Terrorists in the public eye are not usually so young, and their life experiences are usually extremely different from that of the average American teenager. So perhaps Little Brother Bomber’s visage breaks through some young people’s cultural filters because he’s not old, he’s not obviously from another culture; he seems like someone they could have known.
And one of the constants of our popular culture is some young, fresh-faced allegedly cute young man who makes young women go insane with excitement and devotion:
Pick your generation.
However, this is a particularly dark turn for our already pretty insufferable culture, because it suggests that some people really can’t get past the idea that beautiful people are good and ugly people are bad. Although that school of thought has been around for a very, very long time:
The early Greeks were inclined to think that beautiful people were good and ugly people bad — still a common point of view, though likely to lead to disillusion. “The most beautiful is the most just,” proclaimed the Delphic Oracle. Plato opined that beauty lay in harmony and proportion, and was best discerned by the mind, not the eye. In late antiquity and the Middle Ages, following the philosopher Plotinus and Abbott Suger of St Denis, many were of the opinion that light and colour emanated from the divine.

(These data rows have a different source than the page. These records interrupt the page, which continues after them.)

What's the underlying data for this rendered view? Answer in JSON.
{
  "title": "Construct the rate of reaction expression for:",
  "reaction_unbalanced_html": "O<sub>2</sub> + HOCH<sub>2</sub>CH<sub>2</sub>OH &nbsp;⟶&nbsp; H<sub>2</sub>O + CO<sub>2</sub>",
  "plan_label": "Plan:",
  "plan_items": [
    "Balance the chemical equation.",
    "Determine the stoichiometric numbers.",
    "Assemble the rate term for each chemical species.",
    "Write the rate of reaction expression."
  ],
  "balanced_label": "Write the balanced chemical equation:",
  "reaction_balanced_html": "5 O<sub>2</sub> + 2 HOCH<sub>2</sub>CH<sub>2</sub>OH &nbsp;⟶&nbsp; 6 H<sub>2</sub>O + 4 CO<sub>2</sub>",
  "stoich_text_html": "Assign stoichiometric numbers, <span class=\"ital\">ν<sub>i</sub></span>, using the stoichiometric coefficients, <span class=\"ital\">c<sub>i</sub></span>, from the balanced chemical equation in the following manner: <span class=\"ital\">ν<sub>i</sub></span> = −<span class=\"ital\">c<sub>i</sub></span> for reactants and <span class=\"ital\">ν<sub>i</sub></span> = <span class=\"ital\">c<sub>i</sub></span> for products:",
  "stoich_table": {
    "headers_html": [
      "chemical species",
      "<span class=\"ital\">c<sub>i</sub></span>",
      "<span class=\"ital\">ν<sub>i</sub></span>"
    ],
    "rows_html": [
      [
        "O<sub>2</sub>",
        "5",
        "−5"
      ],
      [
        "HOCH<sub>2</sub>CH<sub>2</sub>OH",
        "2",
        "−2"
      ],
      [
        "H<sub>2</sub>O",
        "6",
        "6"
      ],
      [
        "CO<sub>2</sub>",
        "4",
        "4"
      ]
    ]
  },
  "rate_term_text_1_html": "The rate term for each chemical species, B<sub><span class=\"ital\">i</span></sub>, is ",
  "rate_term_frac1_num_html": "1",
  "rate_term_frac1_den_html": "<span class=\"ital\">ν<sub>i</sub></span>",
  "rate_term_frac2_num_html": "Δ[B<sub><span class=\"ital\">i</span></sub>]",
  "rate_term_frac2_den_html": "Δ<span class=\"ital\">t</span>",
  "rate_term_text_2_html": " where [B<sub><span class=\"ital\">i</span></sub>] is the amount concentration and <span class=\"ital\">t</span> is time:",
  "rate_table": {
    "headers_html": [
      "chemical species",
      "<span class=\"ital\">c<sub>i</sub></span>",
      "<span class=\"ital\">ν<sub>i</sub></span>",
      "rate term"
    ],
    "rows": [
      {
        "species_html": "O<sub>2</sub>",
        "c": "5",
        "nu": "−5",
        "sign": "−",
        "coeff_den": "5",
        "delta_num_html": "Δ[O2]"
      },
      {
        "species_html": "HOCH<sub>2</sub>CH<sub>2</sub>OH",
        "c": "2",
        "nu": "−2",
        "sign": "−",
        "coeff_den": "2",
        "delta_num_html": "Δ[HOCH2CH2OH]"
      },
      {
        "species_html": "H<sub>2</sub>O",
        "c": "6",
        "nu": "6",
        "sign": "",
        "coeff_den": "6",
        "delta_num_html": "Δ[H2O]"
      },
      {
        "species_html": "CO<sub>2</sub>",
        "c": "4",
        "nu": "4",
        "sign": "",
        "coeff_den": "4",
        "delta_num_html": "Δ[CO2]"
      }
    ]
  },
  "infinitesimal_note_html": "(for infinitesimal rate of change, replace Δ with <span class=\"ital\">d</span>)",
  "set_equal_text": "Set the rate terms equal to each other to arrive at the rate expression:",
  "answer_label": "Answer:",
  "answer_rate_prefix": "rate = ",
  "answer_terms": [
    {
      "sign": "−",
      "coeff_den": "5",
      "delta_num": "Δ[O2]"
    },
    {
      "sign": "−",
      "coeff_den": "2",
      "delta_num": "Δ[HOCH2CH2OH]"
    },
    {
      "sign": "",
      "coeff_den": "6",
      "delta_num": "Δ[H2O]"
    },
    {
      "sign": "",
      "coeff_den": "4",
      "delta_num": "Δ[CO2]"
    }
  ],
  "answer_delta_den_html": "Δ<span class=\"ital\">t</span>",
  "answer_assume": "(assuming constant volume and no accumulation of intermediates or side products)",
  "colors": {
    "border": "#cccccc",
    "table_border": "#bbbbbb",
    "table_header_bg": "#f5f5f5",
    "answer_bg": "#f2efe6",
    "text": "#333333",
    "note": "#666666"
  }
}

The belief that a person’s character, good judgment, moral virtue, etc. is tied into their appearance is horsepuckey, of course.
Charles Krauthammer, back in 1999:
Early in their training of cinematic conventions, kids learn the rule of thumb for sorting out good guys from bad guys: the good-looking guy is good and the bad-looking guy is bad. Indeed, if the guy is positively ugly, he is the likely villain. And if he has something visibly wrong with him — a limp, a scar — he’ll be an especially cruel one.
Of course, Hollywood did not invent this cultural convention. It is a tradition that goes back at least as far as Richard III, whose “Deformed, unfinish’d . . . half made up” body — a hunchback, a limp — prefigured the disfigurement of his soul.
Krauthammer’s column went on to critique the deformed, handicapped Confederate Civil War–veteran villains of Wild, Wild West.
Did years and years of Hollywood’s visual shorthand somehow get hard-wired into how young people see the world?